The title I got was "Woven Treasures", a book about weaving bags on a rigid-heddle loom. As you may have guessed, I am seriously neglecting my Kromski Harp loom, which was my birthday gift last year. My first project is still on it, untouched. Why? I did my usual thing and started too big too soon. I warped enough for six placemats long side to long side. While I enjoy the process of weaving, the stick shuttle provided with the 32" loom was as wide as the loom itself. I hated dealing with it. What I should have done was purchased, or fabricated, some smaller shuttles. And I should have started with a much smaller project, to gain confidence.
Besides, we don't have a dining table... when was I ever going to use placemats? :/
The woven treasures book not only shows simple 1x1 weaving, but has projects that use two heddles, plus some old-world techniques such as soumak, a kind of method where you twine the weft around pairs of warp threads as you go across, and piled weaving, such as is used in persian rugs. You're getting into bags that look like latch-hook at that point, but it was still neat to see an example of the technique.
Now I'm itching to try the beginner's bag, a small 3x6 woven bag with woven strap handle. My problem is that I only got one heddle with my Harp, and I would need to purchase a second heddle and a second heddle block.
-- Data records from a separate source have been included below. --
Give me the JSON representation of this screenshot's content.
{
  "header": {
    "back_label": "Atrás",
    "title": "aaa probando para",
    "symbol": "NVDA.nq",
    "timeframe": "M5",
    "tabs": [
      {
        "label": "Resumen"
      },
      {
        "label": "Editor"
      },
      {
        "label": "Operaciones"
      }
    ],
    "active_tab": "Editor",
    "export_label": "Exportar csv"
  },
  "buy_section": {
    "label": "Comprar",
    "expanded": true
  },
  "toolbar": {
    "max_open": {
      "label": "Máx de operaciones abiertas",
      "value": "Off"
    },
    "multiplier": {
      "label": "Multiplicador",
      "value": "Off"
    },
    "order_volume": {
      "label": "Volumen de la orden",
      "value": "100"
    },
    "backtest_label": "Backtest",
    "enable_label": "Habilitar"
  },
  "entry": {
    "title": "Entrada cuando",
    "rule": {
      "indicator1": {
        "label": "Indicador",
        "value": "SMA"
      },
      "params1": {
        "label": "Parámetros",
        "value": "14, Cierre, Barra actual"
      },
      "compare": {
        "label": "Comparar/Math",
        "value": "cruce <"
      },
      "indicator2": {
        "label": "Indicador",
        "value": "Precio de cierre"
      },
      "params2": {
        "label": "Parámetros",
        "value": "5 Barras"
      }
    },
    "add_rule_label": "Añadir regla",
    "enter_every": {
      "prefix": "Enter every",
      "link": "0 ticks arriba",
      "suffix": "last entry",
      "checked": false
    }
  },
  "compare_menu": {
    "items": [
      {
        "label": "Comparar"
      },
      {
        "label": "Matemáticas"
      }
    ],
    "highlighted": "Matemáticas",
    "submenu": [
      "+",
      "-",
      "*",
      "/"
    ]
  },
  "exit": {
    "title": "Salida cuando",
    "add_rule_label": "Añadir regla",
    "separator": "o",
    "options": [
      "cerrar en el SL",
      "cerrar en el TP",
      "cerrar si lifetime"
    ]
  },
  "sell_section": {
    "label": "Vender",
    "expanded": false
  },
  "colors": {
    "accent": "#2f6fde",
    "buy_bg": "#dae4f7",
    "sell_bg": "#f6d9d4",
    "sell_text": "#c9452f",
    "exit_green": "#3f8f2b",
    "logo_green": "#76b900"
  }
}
Add in a few smaller shuttles and you're talking about an investment of $85 on a device I've hardly used.
I'm going to have to think long and hard about this one.
The thing is, though, project bags are something I've always wanted to do on my Etsy shop, but my problem is that even commercial patterns like Butterick or Simplicity have end-user restrictions on whether the sewn items can be made for resale. Some of them are very explicit about it, some will say its okay, and some don't say one way or the other. If you really want to protect yourself from lawsuits, there's very few pattern options I'd feel completely comfortable using for the shop. And three guesses as to how many of them are even attractive or functional!
The solution of course, is to not use a pattern at all, or something so basic that no one can claim it. A woven, folded, and stitched rectangle fits that bill nicely. Add in some of my own designs for the decorative panels of fabric, and I'm golden.
But is the $85 investment a wise one?